His eyes rimmed with red. He looked like a man in genuine, unspeakable agony.

"Do you have any idea what would happen if this got out? I would go to prison. Your mother can't afford to keep you alive on her own. Every day you spend in this bed, every pill you take, is paid for by the attention of my followers. Do you really think they'll care whether you live or die once the illusion is shattered?"

He grabbed my hand, squeezing it so hard I felt the bones in my fingers grind together.

"Bertha. I am begging you."

He slid off the edge of the mattress and dropped to his knees.

The internet's ultimate dad, the saint of animal rescue, kneeling on the linoleum floor, pressing his forehead against the metal railing of my hospital bed.

"Just give me some time. I will keep them under control."

Connor and Jace were hovering by the door, peeking in.

The corner of Connor's mouth twitched upward.

The door opened wider, bumping into the twins as my mother walked in with her soup thermos.

"What's going on?"

My father scrambled to his feet, quickly swiping a hand over his face.

"Nothing. Just having a heart-to-heart with Bertha."

My mother unscrewed the lid of the thermos. Steam curled into the air.

"Pork rib and lotus root. Good for rebuilding your strength."

She brought a spoonful to her lips and blew on it.

"Perfect. Here."

She fed it to me, spoon by spoon.

The broth was deeply savory.

I didn't cry.

I realized I didn't know who was left in the world to cry to.

When the bowl was empty, my mother packed up the thermos and walked out with my father.

Through the thin drywall, I caught fragments of their conversation in the hallway.

"David, a reporter reached out to me. She wants an interview. About Bertha's poisoning."

A beat of dead silence.

"From where?"

"A local investigative outlet. She said a reader tipped them off. They think the poisoning wasn't an accident."

Another three seconds of silence.

"Decline it.

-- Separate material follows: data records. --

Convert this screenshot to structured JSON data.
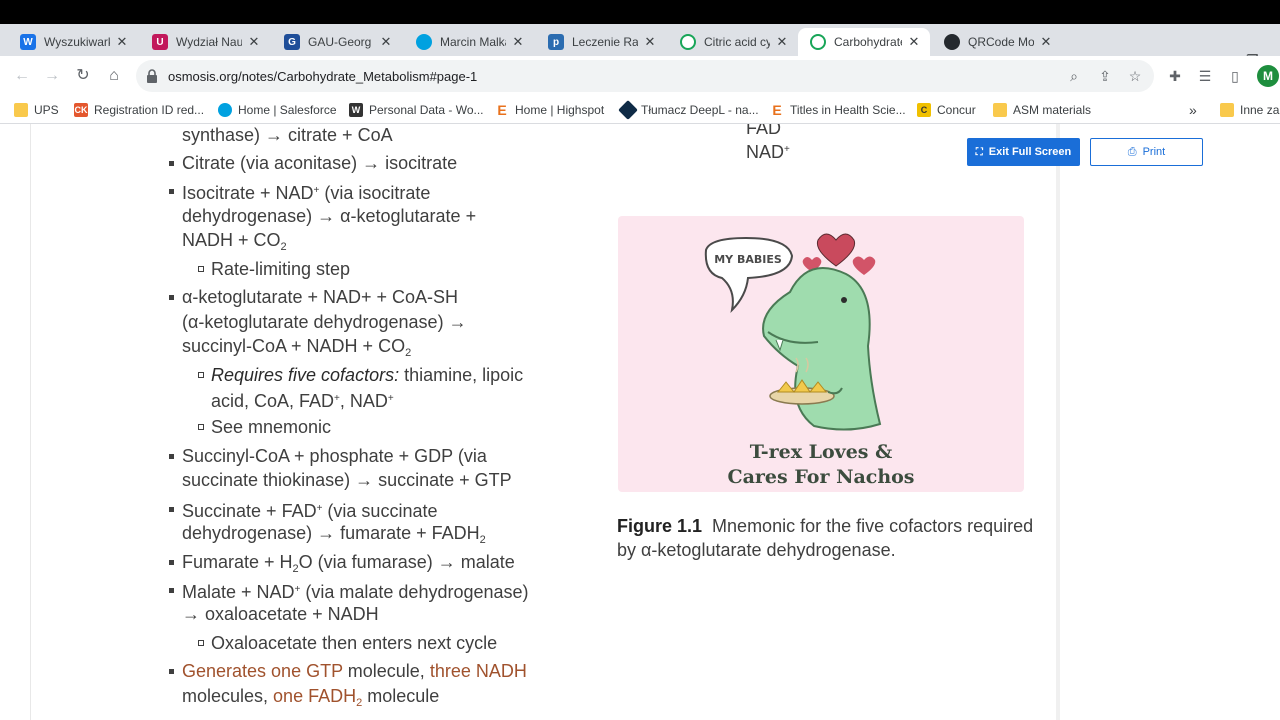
{
  "tabs": [
    {
      "label": "Wyszukiwark",
      "icon": "wyszukiwarka-favicon-icon",
      "color": "#1a73e8"
    },
    {
      "label": "Wydział Naul",
      "icon": "wydzial-favicon-icon",
      "color": "#c2185b"
    },
    {
      "label": "GAU-Georg",
      "icon": "gau-favicon-icon",
      "color": "#1f4e99"
    },
    {
      "label": "Marcin Malka",
      "icon": "cloud-favicon-icon",
      "color": "#00a1e0"
    },
    {
      "label": "Leczenie Ran",
      "icon": "p-favicon-icon",
      "color": "#2b6cb0"
    },
    {
      "label": "Citric acid cy",
      "icon": "osmosis-favicon-icon",
      "color": "#18a558"
    },
    {
      "label": "Carbohydrate",
      "icon": "osmosis-favicon-icon",
      "color": "#18a558"
    },
    {
      "label": "QRCode Mor",
      "icon": "github-favicon-icon",
      "color": "#24292e"
    }
  ],
  "address": {
    "url": "osmosis.org/notes/Carbohydrate_Metabolism#page-1"
  },
  "bookmarks": [
    {
      "label": "UPS",
      "icon": "folder-icon"
    },
    {
      "label": "Registration ID red...",
      "icon": "ck-favicon-icon"
    },
    {
      "label": "Home | Salesforce",
      "icon": "salesforce-cloud-icon"
    },
    {
      "label": "Personal Data - Wo...",
      "icon": "w-favicon-icon"
    },
    {
      "label": "Home | Highspot",
      "icon": "e-favicon-icon"
    },
    {
      "label": "Tłumacz DeepL - na...",
      "icon": "deepl-favicon-icon"
    },
    {
      "label": "Titles in Health Scie...",
      "icon": "e-favicon-icon"
    },
    {
      "label": "Concur",
      "icon": "concur-favicon-icon"
    },
    {
      "label": "ASM materials",
      "icon": "folder-icon"
    },
    {
      "label": "Inne zak",
      "icon": "folder-icon"
    }
  ],
  "overflow": "»",
  "buttons": {
    "exit": "Exit Full Screen",
    "print": "Print"
  },
  "notes": {
    "l1": "synthase) → citrate + CoA",
    "l2": "Citrate (via aconitase) → isocitrate",
    "l3a": "Isocitrate + NAD",
    "l3b": " (via isocitrate",
    "l4": "dehydrogenase) → α-ketoglutarate +",
    "l5a": "NADH + CO",
    "l6": "Rate-limiting step",
    "l7": "α-ketoglutarate + NAD+ + CoA-SH",
    "l8": "(α-ketoglutarate dehydrogenase) →",
    "l9a": "succinyl-CoA + NADH + CO",
    "l10a": "Requires five cofactors:",
    "l10b": " thiamine, lipoic",
    "l11a": "acid, CoA, FAD",
    "l11b": ", NAD",
    "l12": "See mnemonic",
    "l13": "Succinyl-CoA + phosphate + GDP (via",
    "l14": "succinate thiokinase) → succinate + GTP",
    "l15a": "Succinate + FAD",
    "l15b": " (via succinate",
    "l16a": "dehydrogenase) → fumarate + FADH",
    "l17a": "Fumarate + H",
    "l17b": "O (via fumarase) → malate",
    "l18a": "Malate + NAD",
    "l18b": " (via malate dehydrogenase)",
    "l19": "→ oxaloacetate + NADH",
    "l20": "Oxaloacetate then enters next cycle",
    "l21a": "Generates one GTP",
    "l21b": " molecule, ",
    "l21c": "three NADH",
    "l22a": "molecules, ",
    "l22b": "one FADH",
    "l22c": " molecule",
    "sub2": "2",
    "supplus": "+"
  },
  "right": {
    "fad_partial": "FAD",
    "nad": "NAD",
    "figure_speech": "MY BABIES",
    "figure_line1": "T-rex Loves &",
    "figure_line2": "Cares For Nachos",
    "caption_label": "Figure 1.1",
    "caption_text": "Mnemonic for the five cofactors required by α-ketoglutarate dehydrogenase."
  },
  "profile_initial": "M"
}
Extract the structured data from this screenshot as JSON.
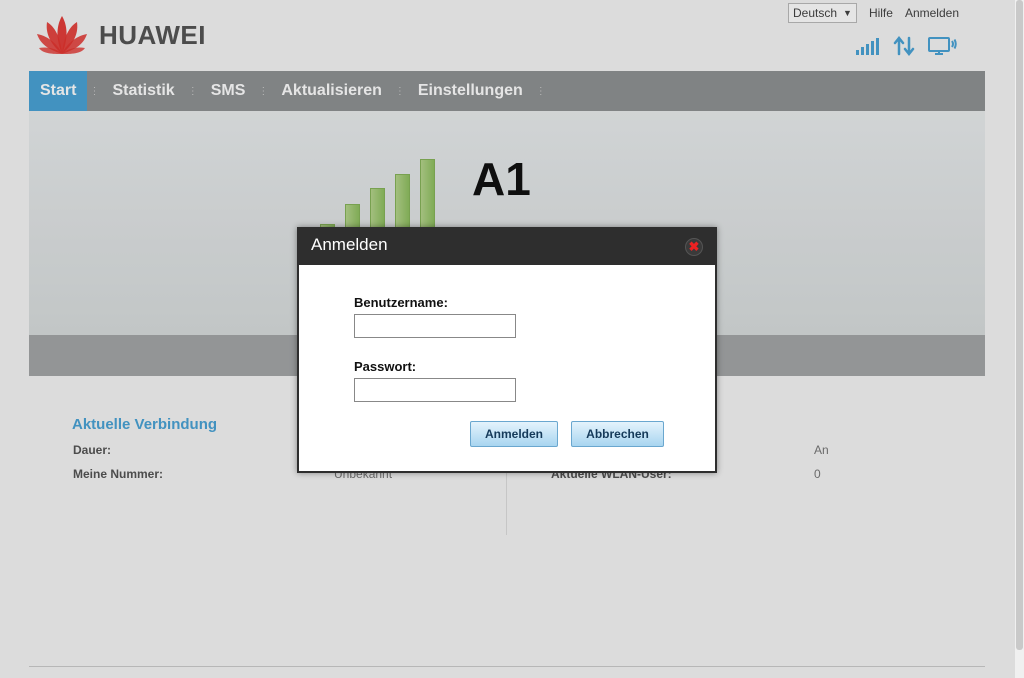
{
  "header": {
    "brand": "HUAWEI",
    "language": "Deutsch",
    "links": {
      "help": "Hilfe",
      "login": "Anmelden"
    },
    "icons": [
      "signal-strength-icon",
      "data-transfer-icon",
      "computer-icon"
    ]
  },
  "nav": {
    "items": [
      {
        "label": "Start",
        "active": true
      },
      {
        "label": "Statistik"
      },
      {
        "label": "SMS"
      },
      {
        "label": "Aktualisieren"
      },
      {
        "label": "Einstellungen"
      }
    ]
  },
  "banner": {
    "operator": "A1",
    "signal_bars_level": 5
  },
  "connection": {
    "title": "Aktuelle Verbindung",
    "rows": [
      {
        "label": "Dauer:",
        "value": ""
      },
      {
        "label": "Meine Nummer:",
        "value": "Unbekannt"
      }
    ],
    "right_rows": [
      {
        "label": "",
        "value": "An"
      },
      {
        "label": "Aktuelle WLAN-User:",
        "value": "0"
      }
    ]
  },
  "dialog": {
    "title": "Anmelden",
    "username_label": "Benutzername:",
    "username_value": "",
    "password_label": "Passwort:",
    "password_value": "",
    "login_button": "Anmelden",
    "cancel_button": "Abbrechen"
  },
  "colors": {
    "accent": "#4aa3d6",
    "nav_bg": "#8f9294",
    "dialog_header": "#2e2e2e",
    "brand_red": "#e3342f",
    "signal_green": "#8fbf61"
  }
}
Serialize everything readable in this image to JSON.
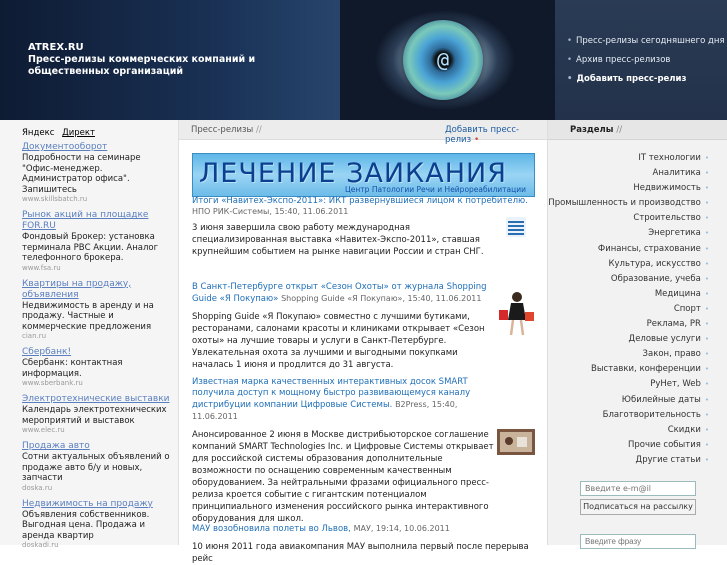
{
  "header": {
    "site_name": "ATREX.RU",
    "slogan": "Пресс-релизы коммерческих компаний и общественных организаций",
    "menu": [
      {
        "label": "Пресс-релизы сегодняшнего дня",
        "bold": false
      },
      {
        "label": "Архив пресс-релизов",
        "bold": false
      },
      {
        "label": "Добавить пресс-релиз",
        "bold": true
      }
    ]
  },
  "left": {
    "yandex_label": "Яндекс",
    "direct_label": "Директ",
    "ads": [
      {
        "title": "Документооборот",
        "text": "Подробности на семинаре \"Офис-менеджер. Администратор офиса\". Запишитесь",
        "url": "www.skillsbatch.ru"
      },
      {
        "title": "Рынок акций на площадке FOR.RU",
        "text": "Фондовый Брокер: установка терминала РВС Акции. Аналог телефонного брокера.",
        "url": "www.fsa.ru"
      },
      {
        "title": "Квартиры на продажу, объявления",
        "text": "Недвижимость в аренду и на продажу. Частные и коммерческие предложения",
        "url": "cian.ru"
      },
      {
        "title": "Сбербанк!",
        "text": "Сбербанк: контактная информация.",
        "url": "www.sberbank.ru"
      },
      {
        "title": "Электротехнические выставки",
        "text": "Календарь электротехнических мероприятий и выставок",
        "url": "www.elec.ru"
      },
      {
        "title": "Продажа авто",
        "text": "Сотни актуальных объявлений о продаже авто б/у и новых, запчасти",
        "url": "doska.ru"
      },
      {
        "title": "Недвижимость на продажу",
        "text": "Объявления собственников. Выгодная цена. Продажа и аренда квартир",
        "url": "doskadi.ru"
      }
    ]
  },
  "main": {
    "breadcrumb": "Пресс-релизы",
    "breadcrumb_sep": "//",
    "add_label": "Добавить пресс-релиз",
    "banner": {
      "title": "ЛЕЧЕНИЕ ЗАИКАНИЯ",
      "subtitle": "Центр Патологии Речи и Нейрореабилитации"
    },
    "news": [
      {
        "title": "Итоги «Навитех-Экспо-2011»: ИКТ развернувшиеся лицом к потребителю.",
        "meta": "НПО РИК-Системы, 15:40, 11.06.2011",
        "body": "3 июня завершила свою работу международная специализированная выставка «Навитех-Экспо-2011», ставшая крупнейшим событием на рынке навигации России и стран СНГ."
      },
      {
        "title": "В Санкт-Петербурге открыт «Сезон Охоты» от журнала Shopping Guide «Я Покупаю»",
        "meta": "Shopping Guide «Я Покупаю», 15:40, 11.06.2011",
        "body": "Shopping Guide «Я Покупаю» совместно с лучшими бутиками, ресторанами, салонами красоты и клиниками открывает «Сезон охоты» на лучшие товары и услуги в Санкт-Петербурге. Увлекательная охота за лучшими и выгодными покупками началась 1 июня и продлится до 31 августа."
      },
      {
        "title": "Известная марка качественных интерактивных досок SMART получила доступ к мощному быстро развивающемуся каналу дистрибуции компании Цифровые Системы.",
        "meta": "B2Press, 15:40, 11.06.2011",
        "body": "Анонсированное 2 июня в Москве дистрибьюторское соглашение компаний SMART Technologies Inc. и Цифровые Системы открывает для российской системы образования дополнительные возможности по оснащению современным качественным оборудованием. За нейтральными фразами официального пресс-релиза кроется событие с гигантским потенциалом принципиального изменения российского рынка интерактивного оборудования для школ."
      },
      {
        "title": "МАУ возобновила полеты во Львов",
        "meta": "МАУ, 19:14, 10.06.2011",
        "body": "10 июня 2011 года авиакомпания МАУ выполнила первый после перерыва рейс"
      }
    ]
  },
  "right": {
    "title": "Разделы",
    "title_sep": "//",
    "categories": [
      "IT технологии",
      "Аналитика",
      "Недвижимость",
      "Промышленность и производство",
      "Строительство",
      "Энергетика",
      "Финансы, страхование",
      "Культура, искусство",
      "Образование, учеба",
      "Медицина",
      "Спорт",
      "Реклама, PR",
      "Деловые услуги",
      "Закон, право",
      "Выставки, конференции",
      "РуНет, Web",
      "Юбилейные даты",
      "Благотворительность",
      "Скидки",
      "Прочие события",
      "Другие статьи"
    ],
    "email_placeholder": "Введите e-m@il",
    "subscribe_label": "Подписаться на рассылку",
    "search_placeholder": "Введите фразу"
  }
}
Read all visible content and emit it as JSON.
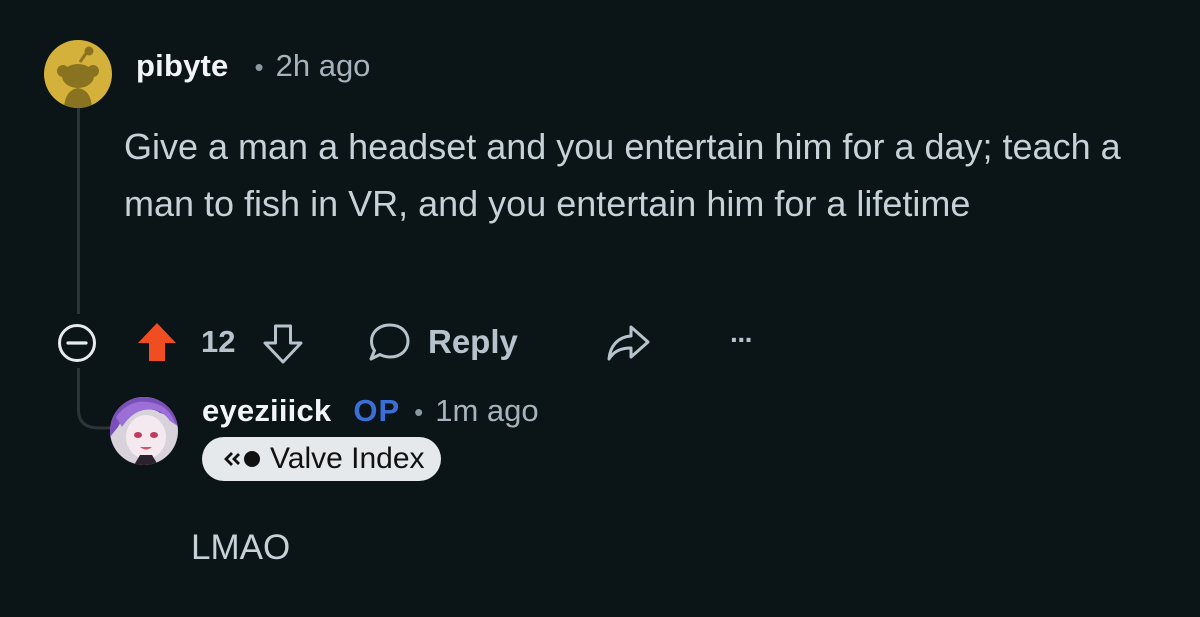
{
  "comment": {
    "author": "pibyte",
    "separator": "•",
    "time": "2h ago",
    "body": "Give a man a headset and you entertain him for a day; teach a man to fish in VR, and you entertain him for a lifetime",
    "avatar_icon": "reddit-snoo-avatar",
    "actions": {
      "collapse_icon": "collapse-minus-icon",
      "upvote_icon": "upvote-arrow-icon",
      "upvote_active_color": "#f04d23",
      "score": "12",
      "downvote_icon": "downvote-arrow-icon",
      "reply_icon": "speech-bubble-icon",
      "reply_label": "Reply",
      "share_icon": "share-arrow-icon",
      "more_label": "···"
    }
  },
  "reply": {
    "author": "eyeziiick",
    "op_badge": "OP",
    "separator": "•",
    "time": "1m ago",
    "flair": "Valve Index",
    "flair_icon": "valve-logo-icon",
    "body": "LMAO",
    "avatar_icon": "anime-character-avatar"
  },
  "colors": {
    "background": "#0b1416",
    "op_badge": "#3b6fd8",
    "upvote": "#f04d23",
    "avatar_yellow": "#d4b13a"
  }
}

If she reaches out again, tell legal to send a cease and desist."

Their footsteps faded down the corridor.

The room was left with nothing but the rhythmic hum of the EKG monitor and the faint, distant sound of traffic.

At some point, Jace had crept back to the side of my bed. He was loudly crunching on the apple my father had peeled.

"Bertha, if that reporter actually finds out..."

He took another massive bite, chewing with his mouth open.

"Would you rather Dad go to jailor would you rather be out on the street with no one to pay for your meds?"